Into the Dragon's Stomach: Eclipse Poetics
2 hours, via Zoom
$35
The greek word ekleipsis, where we get the word eclipse from means to abandon. Eclipses arrive in pairs every six months (although sometimes we will get three) ushering in great beginnings and great endings. One is always a solar eclipse, occurring at the new moon and another is always a lunar eclipse occurring at the full moon. It is a celestial power outage that astrologers and poets for more than 5000 years have been observing. We’ll start in the first hour with the astrological omen tablets in Mesopotamia and work our way thru Medieval poets to more recent work to observe how people have thought through eclipses across the ages. Eclipses bring a strange light and strange sensations, how will each of us respond when the "OFF AIR" sign abruptly turns on? This workshop takes place fresh off the end of the Taurus-Scorpio eclipse cycle of 2022 so it'll be a good time to reflect on your own major endings and beginnings with a couple of writing prompts in the second hour.
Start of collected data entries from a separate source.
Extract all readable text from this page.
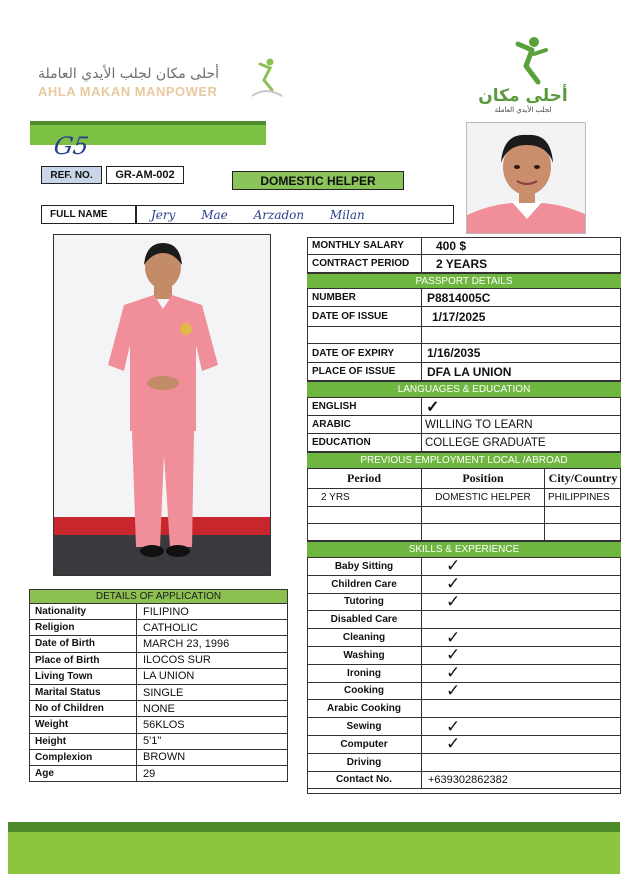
أحلى مكان لجلب الأيدي العاملة
AHLA MAKAN MANPOWER	أحلى مكان
لجلب الأيدي العاملة
G5
REF. NO.	GR-AM-002	DOMESTIC HELPER
FULL NAME	Jery Mae Arzadon Milan
MONTHLY SALARY	400 $
CONTRACT PERIOD	2 YEARS
PASSPORT DETAILS
NUMBER	P8814005C
DATE OF ISSUE	1/17/2025
DATE OF EXPIRY	1/16/2035
PLACE OF ISSUE	DFA LA UNION
LANGUAGES & EDUCATION
ENGLISH	✓
ARABIC	WILLING TO LEARN
EDUCATION	COLLEGE GRADUATE
PREVIOUS EMPLOYMENT LOCAL /ABROAD
Period	Position	City/Country
2 YRS	DOMESTIC HELPER	PHILIPPINES
SKILLS & EXPERIENCE
Baby Sitting	✓
Children Care	✓
Tutoring	✓
Disabled Care
Cleaning	✓
Washing	✓
Ironing	✓
Cooking	✓
Arabic Cooking
Sewing	✓
Computer	✓
Driving
Contact No.	+639302862382
DETAILS OF APPLICATION
Nationality	FILIPINO
Religion	CATHOLIC
Date of Birth	MARCH 23, 1996
Place of Birth	ILOCOS SUR
Living Town	LA UNION
Marital Status	SINGLE
No of Children	NONE
Weight	56KLOS
Height	5'1"
Complexion	BROWN
Age	29
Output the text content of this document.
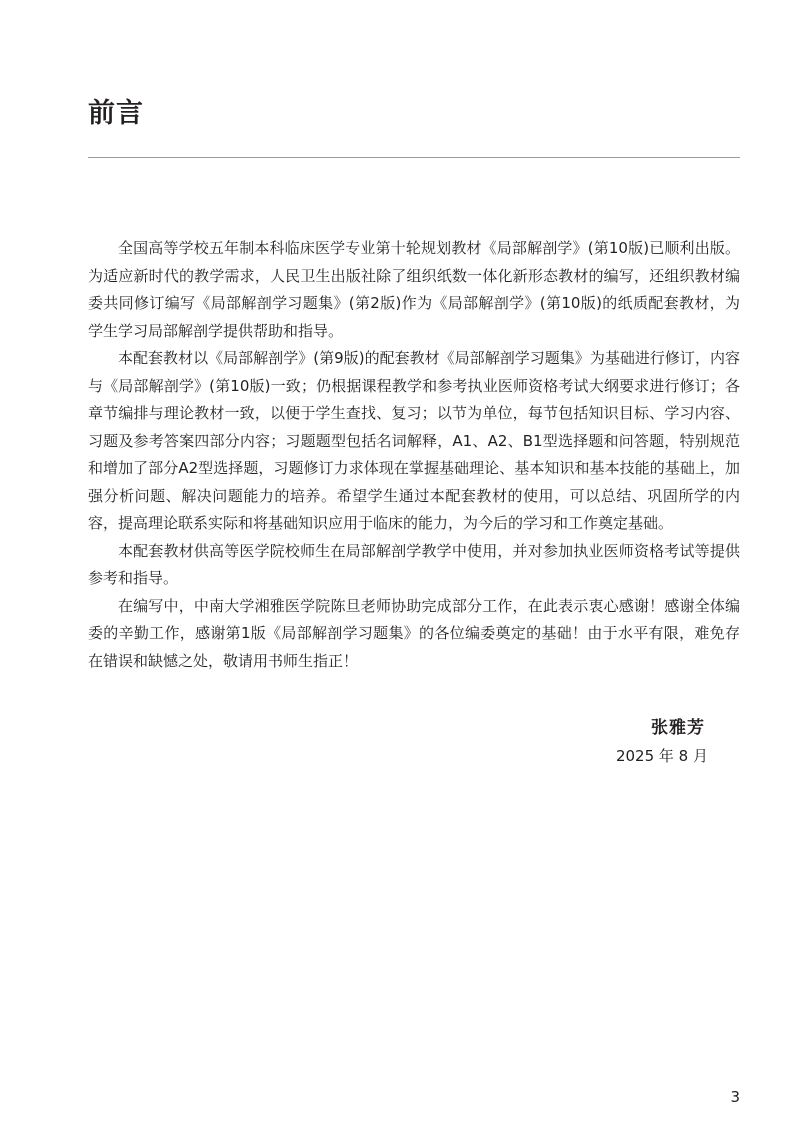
前言

全国高等学校五年制本科临床医学专业第十轮规划教材《局部解剖学》(第10版)已顺利出版。为适应新时代的教学需求，人民卫生出版社除了组织纸数一体化新形态教材的编写，还组织教材编委共同修订编写《局部解剖学习题集》(第2版)作为《局部解剖学》(第10版)的纸质配套教材，为学生学习局部解剖学提供帮助和指导。

本配套教材以《局部解剖学》(第9版)的配套教材《局部解剖学习题集》为基础进行修订，内容与《局部解剖学》(第10版)一致；仍根据课程教学和参考执业医师资格考试大纲要求进行修订；各章节编排与理论教材一致，以便于学生查找、复习；以节为单位，每节包括知识目标、学习内容、习题及参考答案四部分内容；习题题型包括名词解释，A1、A2、B1型选择题和问答题，特别规范和增加了部分A2型选择题，习题修订力求体现在掌握基础理论、基本知识和基本技能的基础上，加强分析问题、解决问题能力的培养。希望学生通过本配套教材的使用，可以总结、巩固所学的内容，提高理论联系实际和将基础知识应用于临床的能力，为今后的学习和工作奠定基础。

本配套教材供高等医学院校师生在局部解剖学教学中使用，并对参加执业医师资格考试等提供参考和指导。

在编写中，中南大学湘雅医学院陈旦老师协助完成部分工作，在此表示衷心感谢！感谢全体编委的辛勤工作，感谢第1版《局部解剖学习题集》的各位编委奠定的基础！由于水平有限，难免存在错误和缺憾之处，敬请用书师生指正！

张雅芳
2025 年 8 月
3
Óscar Moisés Díaz is a astrologer-poet, film curator, and poet. They are a member of Tierra Narrative and serve as a Translation editor at Fence as well as a contributing editor at ASPHALTE magazine. They were a 2020-2021 Inaugural Curatorial Fellow at the Poetry Project. Recently they completed a residency at the Atlantic Center for the Arts and also read their poems at the 2022 Whitney Biennial. Recent poems can be found in the September issue of Brooklyn Rail, the tiny and Schlag Magazine.